I would take it that my OEM housing that was put on during manufacture was correct but somehow the Gods smiled down (as well as others having the same problem) that they changed it. Maybe it was always on the 955 and not on the 855, but they both work on either one.

Either way, I appreciate all the input........
 
   / JD 855 Transmission Seal Leak #24  
Just a follow-up on my prior post on page 2. I managed to get the driveshaft out without removing the engine or loosening the motor mounts or even removing my snow plow blade. Reference this drawing:

MP6429_________UN01JAN94.gif


After loosening two nut/bolt #9/10 on both sides of the spline shaft, remove the three bolt #3 from the other end of shaft, then remove the three bolt #11 as well. Pull the shaft toward the hydro drive (it will slide backward an inch or more on the splines) and then spacer #2 will drop out.
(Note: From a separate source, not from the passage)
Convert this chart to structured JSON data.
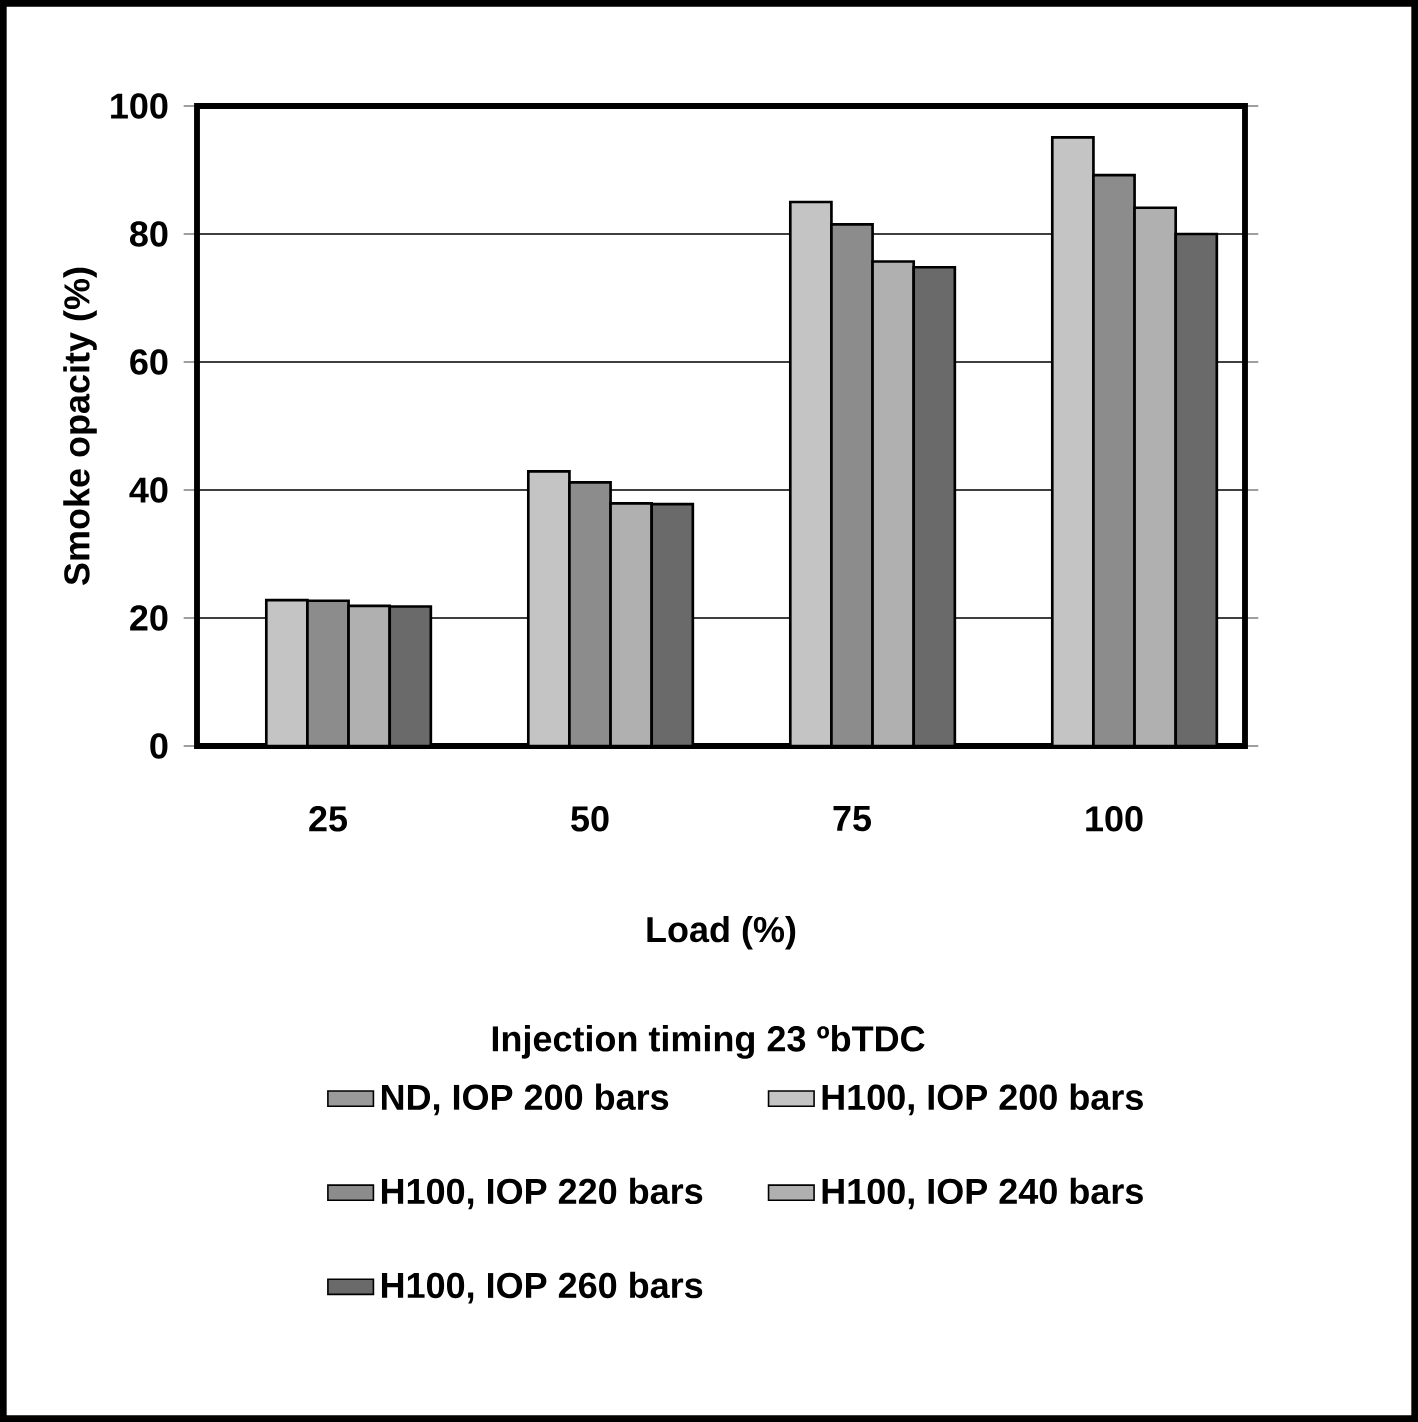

That gives you enough forward clearance to pull it the other way to remove the yoke #7 from the splined hydro input shaft. At some point in this process, you'll need to pivot the U-joint to get it all out of the way. But ultimately, I was able to do this on my 855 with the snow blade/mount installed. Plus, I was able to replace the hydro input seal from the top side without even having to remove the hydro oil filter.
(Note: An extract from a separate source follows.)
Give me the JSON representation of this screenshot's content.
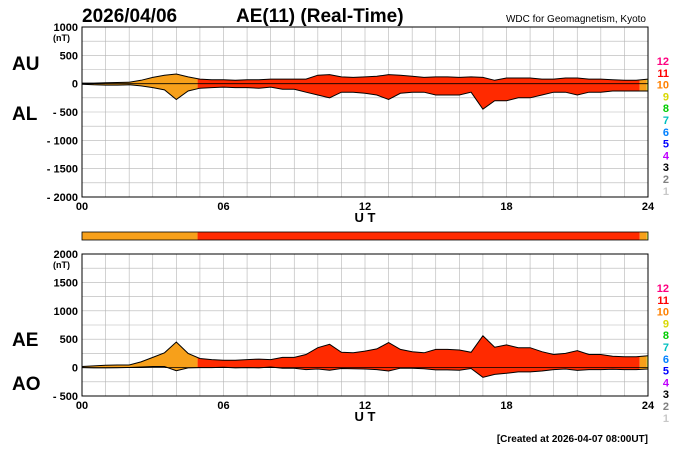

It ended up being a semi-expensive repair because my old air wrench did not have the power to turn the #3 and #11 bolts so I had to buy a new one with something like 740 ft. lb. torque. But then those bolts just unscrewed and came right out.

So a $200 tool to replace an $8 seal but now I have a macho air wrench and saved the expense of having the Deere dealer pickup/repair/return which probably would have been at least $300 and probably more like $500+.

I did this about 6 weeks ago and have not had any further leaking. My tractor was made in 1990 and the front hydro cover does not have the retainer ring groove either, but I don't think mine had popped so much due to over-pressure as it did because of the continued pounding that the whole frame was taking slamming snow into the old frozen banks. Hopefully, I'll get another 20 years out of this seal! Just pulled the snow blade off today in preparation for mounting the mowing deck, and that reminded me to come in and post this update.
 
   / JD 855 Transmission Seal Leak #25  
Dredging up this old post to add more info -

So my 2011 seal only lasted 4 years. I knew just how to replace it when it blew again this year. But the new one I put in only lasted a couple days. Finally decided to cave and buy the new housing that includes the groove for a snap ring to retain the seal.

$337 part :eek:

I took pics to show the difference between the two housings, top one w/o groove, bottom w/groove:

Hydro-Input-Housing.jpg~original


Changed it out a week ago and so far so good, though I've only needed to plow once since then.

Part #42 on the diagram on prior page. JD #M115136. Snap ring is M115137.
 
   / JD 855 Transmission Seal Leak #26  
So my 2011 seal only lasted 4 years. I knew just how to replace it when it blew again this year. But the new one I
put in only lasted a couple days. Finally decided to cave and buy the new housing that includes the groove for a
snap ring to retain the seal.

Good clear photos, Bob.

It looks like the new part has a taller shoulder than the old, to allow for the snap ring, no doubt.

I never had this problem with all 4 of my 955s, so I suspect the later units had the snap ring.

Rather than buy such a spendy part, perhaps welding a retaining ring (removable) would work, too.